La société requérante soutient que :
- la décision attaquée méconnait les articles R. 5211-12 et R. 5211-17 du code de la santé publique qui imposent que tout dispositif médical mis sur le marché ou mis en service en France soit revêtu du marquage CE attestant de leur conformité aux exigences essentielles de sécurité et de santé ;
- en ne procédant pas à la suspension des enceintes A… installés sur le territoire et en n’enjoignant pas à leur retrait, la décision attaquée méconnait les articles L. 5312-1, L. 5312-2 et L. 5312-3 du code de la santé publique ;
- les mesures prises par la société Trasis sont insuffisantes et non conformes.
Par un mémoire en défense, enregistrés le 13 mars 2024, l’Agence nationale de sécurité du médicament et des produits de santé conclut au rejet de la requête.
Elle soutient que les moyens soulevés par la société requérante ne sont pas fondés.

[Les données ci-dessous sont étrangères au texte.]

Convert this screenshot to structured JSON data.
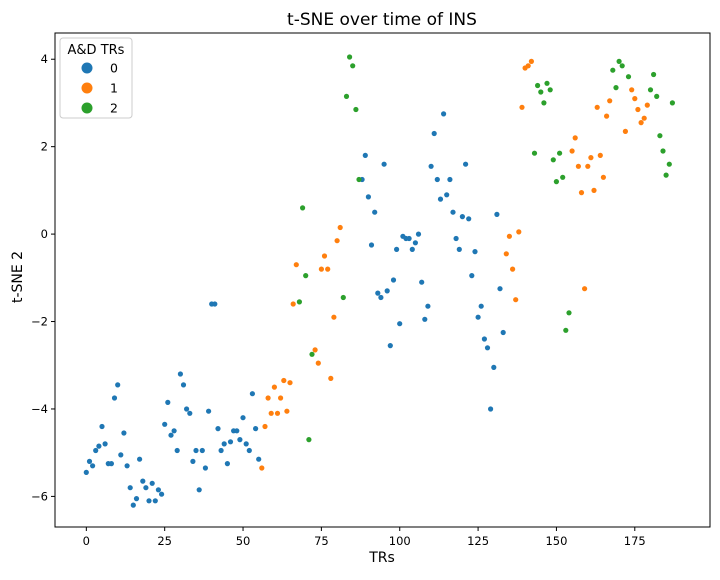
{
  "chart_data": {
    "type": "scatter",
    "title": "t-SNE over time of INS",
    "xlabel": "TRs",
    "ylabel": "t-SNE 2",
    "xlim": [
      -10,
      199
    ],
    "ylim": [
      -6.7,
      4.6
    ],
    "xticks": [
      0,
      25,
      50,
      75,
      100,
      125,
      150,
      175
    ],
    "yticks": [
      -6,
      -4,
      -2,
      0,
      2,
      4
    ],
    "grid": false,
    "legend": {
      "title": "A&D TRs",
      "placement": "top-left"
    },
    "series": [
      {
        "name": "0",
        "color": "#1f77b4",
        "points": [
          [
            0,
            -5.45
          ],
          [
            1,
            -5.2
          ],
          [
            2,
            -5.3
          ],
          [
            3,
            -4.95
          ],
          [
            4,
            -4.85
          ],
          [
            5,
            -4.4
          ],
          [
            6,
            -4.8
          ],
          [
            7,
            -5.25
          ],
          [
            8,
            -5.25
          ],
          [
            9,
            -3.75
          ],
          [
            10,
            -3.45
          ],
          [
            11,
            -5.05
          ],
          [
            12,
            -4.55
          ],
          [
            13,
            -5.3
          ],
          [
            14,
            -5.8
          ],
          [
            15,
            -6.2
          ],
          [
            16,
            -6.05
          ],
          [
            17,
            -5.15
          ],
          [
            18,
            -5.65
          ],
          [
            19,
            -5.8
          ],
          [
            20,
            -6.1
          ],
          [
            21,
            -5.7
          ],
          [
            22,
            -6.1
          ],
          [
            23,
            -5.85
          ],
          [
            24,
            -5.95
          ],
          [
            25,
            -4.35
          ],
          [
            26,
            -3.85
          ],
          [
            27,
            -4.6
          ],
          [
            28,
            -4.5
          ],
          [
            29,
            -4.95
          ],
          [
            30,
            -3.2
          ],
          [
            31,
            -3.45
          ],
          [
            32,
            -4.0
          ],
          [
            33,
            -4.1
          ],
          [
            34,
            -5.2
          ],
          [
            35,
            -4.95
          ],
          [
            36,
            -5.85
          ],
          [
            37,
            -4.95
          ],
          [
            38,
            -5.35
          ],
          [
            39,
            -4.05
          ],
          [
            40,
            -1.6
          ],
          [
            41,
            -1.6
          ],
          [
            42,
            -4.45
          ],
          [
            43,
            -4.95
          ],
          [
            44,
            -4.8
          ],
          [
            45,
            -5.25
          ],
          [
            46,
            -4.75
          ],
          [
            47,
            -4.5
          ],
          [
            48,
            -4.5
          ],
          [
            49,
            -4.7
          ],
          [
            50,
            -4.2
          ],
          [
            51,
            -4.8
          ],
          [
            52,
            -4.95
          ],
          [
            53,
            -3.65
          ],
          [
            54,
            -4.45
          ],
          [
            55,
            -5.15
          ],
          [
            88,
            1.25
          ],
          [
            89,
            1.8
          ],
          [
            90,
            0.85
          ],
          [
            91,
            -0.25
          ],
          [
            92,
            0.5
          ],
          [
            93,
            -1.35
          ],
          [
            94,
            -1.45
          ],
          [
            95,
            1.6
          ],
          [
            96,
            -1.3
          ],
          [
            97,
            -2.55
          ],
          [
            98,
            -1.05
          ],
          [
            99,
            -0.35
          ],
          [
            100,
            -2.05
          ],
          [
            101,
            -0.05
          ],
          [
            102,
            -0.1
          ],
          [
            103,
            -0.1
          ],
          [
            104,
            -0.35
          ],
          [
            105,
            -0.2
          ],
          [
            106,
            0.0
          ],
          [
            107,
            -1.1
          ],
          [
            108,
            -1.95
          ],
          [
            109,
            -1.65
          ],
          [
            110,
            1.55
          ],
          [
            111,
            2.3
          ],
          [
            112,
            1.25
          ],
          [
            113,
            0.8
          ],
          [
            114,
            2.75
          ],
          [
            115,
            0.9
          ],
          [
            116,
            1.25
          ],
          [
            117,
            0.5
          ],
          [
            118,
            -0.1
          ],
          [
            119,
            -0.35
          ],
          [
            120,
            0.4
          ],
          [
            121,
            1.6
          ],
          [
            122,
            0.35
          ],
          [
            123,
            -0.95
          ],
          [
            124,
            -0.4
          ],
          [
            125,
            -1.9
          ],
          [
            126,
            -1.65
          ],
          [
            127,
            -2.4
          ],
          [
            128,
            -2.6
          ],
          [
            129,
            -4.0
          ],
          [
            130,
            -3.05
          ],
          [
            131,
            0.45
          ],
          [
            132,
            -1.25
          ],
          [
            133,
            -2.25
          ]
        ]
      },
      {
        "name": "1",
        "color": "#ff7f0e",
        "points": [
          [
            56,
            -5.35
          ],
          [
            57,
            -4.4
          ],
          [
            58,
            -3.75
          ],
          [
            59,
            -4.1
          ],
          [
            60,
            -3.5
          ],
          [
            61,
            -4.1
          ],
          [
            62,
            -3.75
          ],
          [
            63,
            -3.35
          ],
          [
            64,
            -4.05
          ],
          [
            65,
            -3.4
          ],
          [
            66,
            -1.6
          ],
          [
            67,
            -0.7
          ],
          [
            73,
            -2.65
          ],
          [
            74,
            -2.95
          ],
          [
            75,
            -0.8
          ],
          [
            76,
            -0.5
          ],
          [
            77,
            -0.8
          ],
          [
            78,
            -3.3
          ],
          [
            79,
            -1.9
          ],
          [
            80,
            -0.15
          ],
          [
            81,
            0.15
          ],
          [
            134,
            -0.45
          ],
          [
            135,
            -0.05
          ],
          [
            136,
            -0.8
          ],
          [
            137,
            -1.5
          ],
          [
            138,
            0.05
          ],
          [
            139,
            2.9
          ],
          [
            140,
            3.8
          ],
          [
            141,
            3.85
          ],
          [
            142,
            3.95
          ],
          [
            155,
            1.9
          ],
          [
            156,
            2.2
          ],
          [
            157,
            1.55
          ],
          [
            158,
            0.95
          ],
          [
            159,
            -1.25
          ],
          [
            160,
            1.55
          ],
          [
            161,
            1.75
          ],
          [
            162,
            1.0
          ],
          [
            163,
            2.9
          ],
          [
            164,
            1.8
          ],
          [
            165,
            1.3
          ],
          [
            166,
            2.7
          ],
          [
            167,
            3.05
          ],
          [
            172,
            2.35
          ],
          [
            174,
            3.3
          ],
          [
            175,
            3.1
          ],
          [
            176,
            2.85
          ],
          [
            177,
            2.55
          ],
          [
            178,
            2.65
          ],
          [
            179,
            2.95
          ]
        ]
      },
      {
        "name": "2",
        "color": "#2ca02c",
        "points": [
          [
            68,
            -1.55
          ],
          [
            69,
            0.6
          ],
          [
            70,
            -0.95
          ],
          [
            71,
            -4.7
          ],
          [
            72,
            -2.75
          ],
          [
            82,
            -1.45
          ],
          [
            83,
            3.15
          ],
          [
            84,
            4.05
          ],
          [
            85,
            3.85
          ],
          [
            86,
            2.85
          ],
          [
            87,
            1.25
          ],
          [
            143,
            1.85
          ],
          [
            144,
            3.4
          ],
          [
            145,
            3.25
          ],
          [
            146,
            3.0
          ],
          [
            147,
            3.45
          ],
          [
            148,
            3.3
          ],
          [
            149,
            1.7
          ],
          [
            150,
            1.2
          ],
          [
            151,
            1.85
          ],
          [
            152,
            1.3
          ],
          [
            153,
            -2.2
          ],
          [
            154,
            -1.8
          ],
          [
            168,
            3.75
          ],
          [
            169,
            3.35
          ],
          [
            170,
            3.95
          ],
          [
            171,
            3.85
          ],
          [
            173,
            3.6
          ],
          [
            180,
            3.3
          ],
          [
            181,
            3.65
          ],
          [
            182,
            3.15
          ],
          [
            183,
            2.25
          ],
          [
            184,
            1.9
          ],
          [
            185,
            1.35
          ],
          [
            186,
            1.6
          ],
          [
            187,
            3.0
          ]
        ]
      }
    ]
  }
}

Les parties ont été informées le 16 janvier 2025, en application des dispositions de l’article R. 611-7 du code de justice administrative, de ce que le jugement était susceptible d’être fondé sur un moyen relevé d’office, tiré de l’irrecevabilité des conclusions à fin d’annulation dès lors que la demande de la société Lemer Pax du 2 décembre 2022 invitant la directrice générale de l’Agence nationale de sécurité du médicament et des produits de santé à ce qu’elle précise les mesures qu’elle entend prendre à l’encontre des produits A… commercialisés par la société Trasis et installés dans près de soixante-dix établissements hospitaliers en France constitue une demande d’information dont le rejet ne peut être contesté par la voie du recours pour excès de pouvoir.
Vu les autres pièces du dossier.
Vu :
- le code de justice administrative.
Les parties ont été régulièrement averties du jour de l’audience.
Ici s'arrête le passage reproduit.